ELares · ELares · Jun 16, 2026 · Jun 16, 2026
@@ -0,0 +1,97 @@
+<!-- SPDX-License-Identifier: MIT OR Apache-2.0 -->
+
+# IronCache efficiency findings and optimization scope (A6, dated 2026-06-16)
+
+This is the "scope the gap" step of the performance track (task A6): now that the
+measurement harness exists (A1 memory model, A2 load generator, A3 reproducible
+run, A4 head-to-head, A5 per-PR regression gate), this records where IronCache
+actually stands against the bar and scopes the optimization work precisely,
+rather than optimizing speculatively. The track's principle holds: you do not
+optimize what you have not measured, and you do not rewrite the store waist
+blind.
+
+## How these numbers were taken (and their caveats)
+
+An INDICATIVE head-to-head via `scripts/bench/headtohead.sh`:
+
+- IronCache `0.0.0` vs **redis-server 7.2.1** as a wire-compatible STAND-IN. The
+  published bar is the pinned **valkey-server 9.1.0** (docs/bench/COMPETITORS.md);
+  Valkey 8.0+ embeds keys/values, so its memory will differ from this 7.2 redis.
+- **Unpinned, on a 10-core macOS dev box** (no taskset), with the load generator
+  co-resident on the same cores as the server. So the THROUGHPUT comparison is
+  contention-bound and NOT authoritative.
+- 300,000 keys, 128-byte values, zipf 0.99, 90% reads, 50 connections, 5s.
+
+The authoritative verdict requires running the same harness on a pinned Linux box
+(disjoint server/client cores) against valkey-server 9.1.0. That run is a
+CI/dedicated-runner activity; the harness is ready for it.
+
+## Indicative results
+
+| Metric | IronCache | redis 7.2.1 | IronCache / competitor |
+| --- | ---: | ---: | ---: |
+| bytes-per-key (used_memory delta / N) | 527 | 245 | **2.15x (worse)** |
+| qps-per-core (closed-loop, unpinned) | 7151 | 7528 | 0.95x |
+| open-loop p50 | 1006 us | 4187 us | 0.24x (better) |
+| open-loop p99 | 2513 us | 65663 us | 0.04x (better) |
+
+### What is trustworthy vs not
+
+- **bytes-per-key (~2.1x heavier) is RELIABLE.** It is a deterministic
+  `used_memory` delta over an identical deterministic populate; it is not
+  sensitive to pinning, contention, or the co-resident load generator. This is a
+  real gap and the same direction the A1 memory model predicted.

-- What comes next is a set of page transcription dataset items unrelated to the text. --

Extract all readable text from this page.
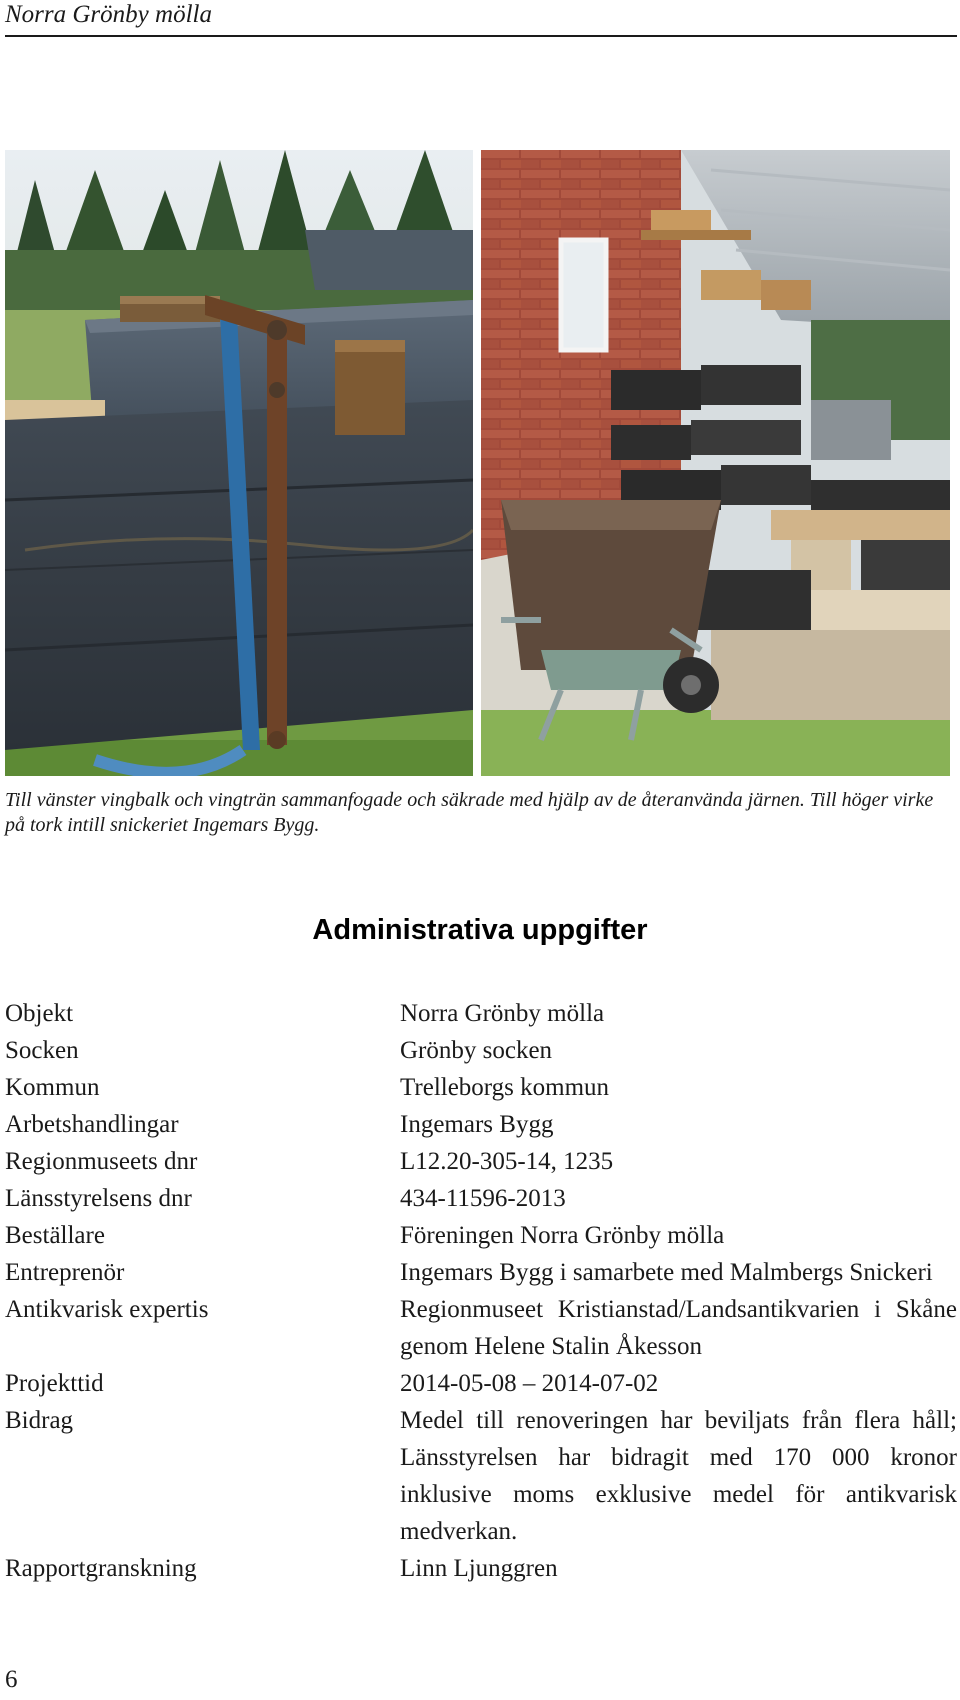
Norra Grönby mölla
Till vänster vingbalk och vingträn sammanfogade och säkrade med hjälp av de återanvända järnen. Till höger virke på tork intill snickeriet Ingemars Bygg.
Administrativa uppgifter
Objekt	Norra Grönby mölla
Socken	Grönby socken
Kommun	Trelleborgs kommun
Arbetshandlingar	Ingemars Bygg
Regionmuseets dnr	L12.20-305-14, 1235
Länsstyrelsens dnr	434-11596-2013
Beställare	Föreningen Norra Grönby mölla
Entreprenör	Ingemars Bygg i samarbete med Malmbergs Snickeri
Antikvarisk expertis	Regionmuseet Kristianstad/Landsantikvarien i Skåne genom Helene Stalin Åkesson
Projekttid	2014-05-08 – 2014-07-02
Bidrag	Medel till renoveringen har beviljats från flera håll; Länsstyrelsen har bidragit med 170 000 kronor inklusive moms exklusive medel för antikvarisk medverkan.
Rapportgranskning	Linn Ljunggren
6
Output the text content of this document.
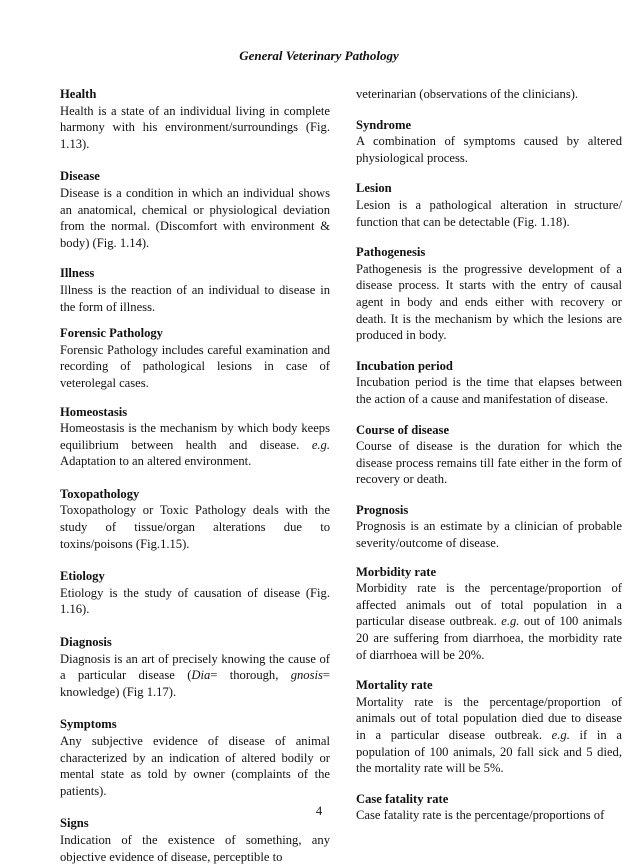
General Veterinary Pathology
Health

Health is a state of an individual living in complete harmony with his environment/surroundings (Fig. 1.13).

Disease

Disease is a condition in which an individual shows an anatomical, chemical or physiological deviation from the normal. (Discomfort with environment & body) (Fig. 1.14).

Illness

Illness is the reaction of an individual to disease in the form of illness.

Forensic Pathology

Forensic Pathology includes careful examination and recording of pathological lesions in case of veterolegal cases.

Homeostasis

Homeostasis is the mechanism by which body keeps equilibrium between health and disease. e.g. Adaptation to an altered environment.

Toxopathology

Toxopathology or Toxic Pathology deals with the study of tissue/organ alterations due to toxins/poisons (Fig.1.15).

Etiology

Etiology is the study of causation of disease (Fig. 1.16).

Diagnosis

Diagnosis is an art of precisely knowing the cause of a particular disease (Dia= thorough, gnosis= knowledge) (Fig 1.17).

Symptoms

Any subjective evidence of disease of animal characterized by an indication of altered bodily or mental state as told by owner (complaints of the patients).

Signs

Indication of the existence of something, any objective evidence of disease, perceptible to

veterinarian (observations of the clinicians).

Syndrome

A combination of symptoms caused by altered physiological process.

Lesion

Lesion is a pathological alteration in structure/ function that can be detectable (Fig. 1.18).

Pathogenesis

Pathogenesis is the progressive development of a disease process. It starts with the entry of causal agent in body and ends either with recovery or death. It is the mechanism by which the lesions are produced in body.

Incubation period

Incubation period is the time that elapses between the action of a cause and manifestation of disease.

Course of disease

Course of disease is the duration for which the disease process remains till fate either in the form of recovery or death.

Prognosis

Prognosis is an estimate by a clinician of probable severity/outcome of disease.

Morbidity rate

Morbidity rate is the percentage/proportion of affected animals out of total population in a particular disease outbreak. e.g. out of 100 animals 20 are suffering from diarrhoea, the morbidity rate of diarrhoea will be 20%.

Mortality rate

Mortality rate is the percentage/proportion of animals out of total population died due to disease in a particular disease outbreak. e.g. if in a population of 100 animals, 20 fall sick and 5 died, the mortality rate will be 5%.

Case fatality rate

Case fatality rate is the percentage/proportions of

4
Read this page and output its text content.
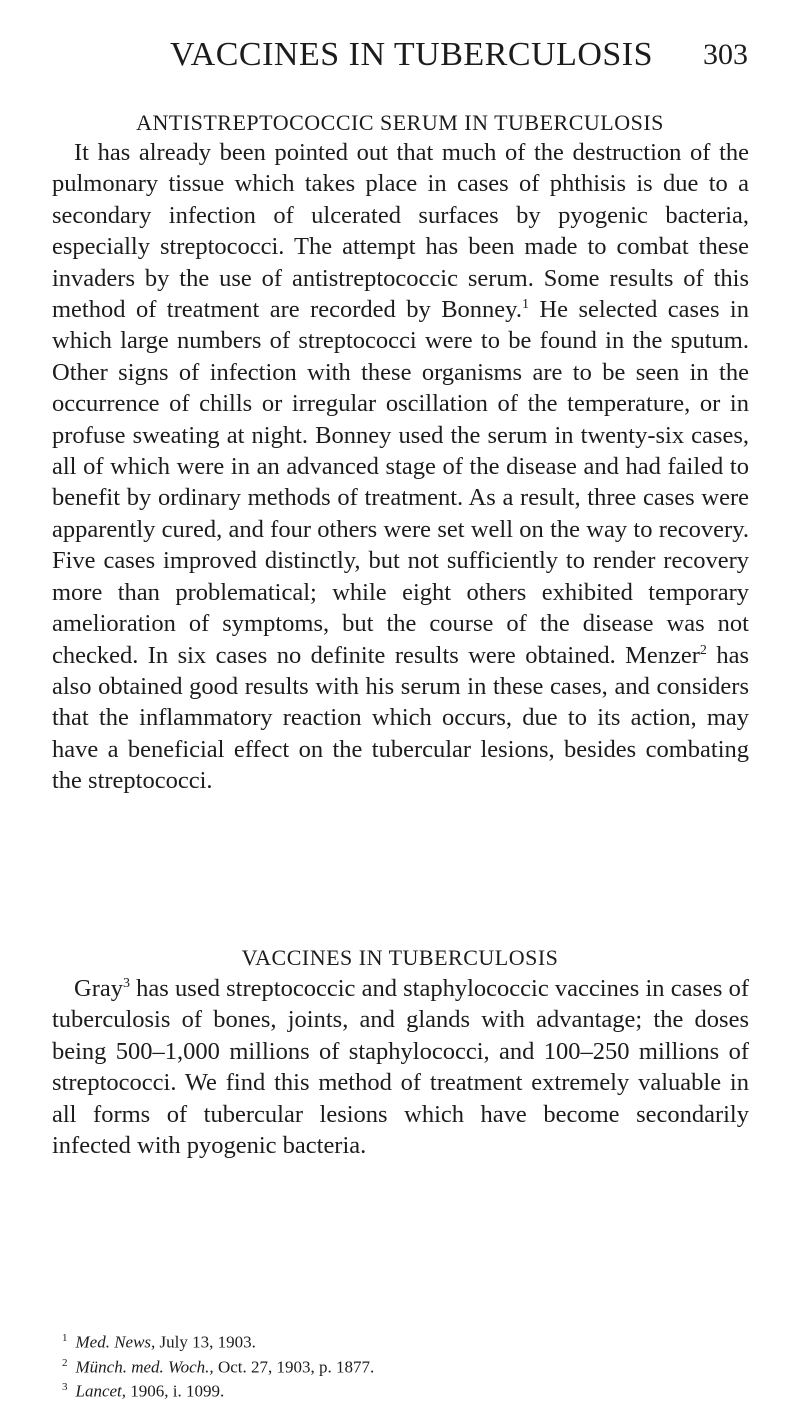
VACCINES IN TUBERCULOSIS 303
ANTISTREPTOCOCCIC SERUM IN TUBERCULOSIS

It has already been pointed out that much of the destruction of the pulmonary tissue which takes place in cases of phthisis is due to a secondary infection of ulcerated surfaces by pyogenic bacteria, especially streptococci. The attempt has been made to combat these invaders by the use of antistreptococcic serum. Some results of this method of treatment are recorded by Bonney.$^1$ He selected cases in which large numbers of streptococci were to be found in the sputum. Other signs of infection with these organisms are to be seen in the occurrence of chills or irregular oscillation of the temperature, or in profuse sweating at night. Bonney used the serum in twenty-six cases, all of which were in an advanced stage of the disease and had failed to benefit by ordinary methods of treatment. As a result, three cases were apparently cured, and four others were set well on the way to recovery. Five cases improved distinctly, but not sufficiently to render recovery more than problematical; while eight others exhibited temporary amelioration of symptoms, but the course of the disease was not checked. In six cases no definite results were obtained. Menzer$^2$ has also obtained good results with his serum in these cases, and considers that the inflammatory reaction which occurs, due to its action, may have a beneficial effect on the tubercular lesions, besides combating the streptococci.

VACCINES IN TUBERCULOSIS

Gray$^3$ has used streptococcic and staphylococcic vaccines in cases of tuberculosis of bones, joints, and glands with advantage; the doses being 500–1,000 millions of staphylococci, and 100–250 millions of streptococci. We find this method of treatment extremely valuable in all forms of tubercular lesions which have become secondarily infected with pyogenic bacteria.

$^1$ Med. News, July 13, 1903.
$^2$ Münch. med. Woch., Oct. 27, 1903, p. 1877.
$^3$ Lancet, 1906, i. 1099.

+- **qps-per-core (~parity) is NOT authoritative.** On an unpinned box with the
+  load generator stealing cores from the server, this is contention/loopback
+  bound, not a clean server-throughput measurement. IronCache's far lower p50/p99
+  latency suggests headroom that a pinned run would expose; the pinned Linux run
+  is needed before drawing a throughput conclusion.
+
+## The memory gap, decomposed (A1 memory model)
+
+The A1 `memmodel` decomposition (object vs table slack) locates the ~2.1x:
+
+1. **Fat per-slot value.** The stored-value type (`KvObj`) is sized for its
+   largest inline variant, so every hash-table slot reserves that footprint even
+   for an int or a short string. Measured per-slot footprint is ~160 bytes. Redis
+   and Valkey keep a pointer-sized slot and put the object behind it (Valkey 8.0+
+   even embeds small ones in a single allocation), so their per-entry overhead is
+   much smaller.
+2. **Hash-table slack.** The Swiss-table (hashbrown) bucket array runs at up to
+   7/8 load, so at the operating load factor the slot array contributes ~210
+   bytes/key of amortized slack on top of the slot's own size. A fatter slot
+   makes this slack proportionally worse.
+
+Together these dominate the overhead: of ~527 bytes/key for a 128-byte value,
+roughly 400 bytes is metadata + slack, versus roughly 120 bytes for redis.
+
+## Optimization scope (prioritized; each its own effort)
+
+These are scoped, NOT executed here: each touches the frozen Store waist or the
+index and so needs its own design, PR, and review, targeted against the real
+pinned-Linux-vs-valkey numbers. All are now protected by the A5 perf-gate, which
+will catch any throughput regression an optimization introduces.
+
+- **L1 (highest impact): shrink the per-slot footprint.** Box the large `KvObj`
+  variants so the table slot holds a small (near pointer-sized) value, slashing
+  both the slot size AND the amortized table slack per key. Expected to bring
+  bytes-per-key toward the Redis/Valkey range. Risk: a pointer indirection on the
+  read hot path; must be benchmarked against the throughput gate before it lands.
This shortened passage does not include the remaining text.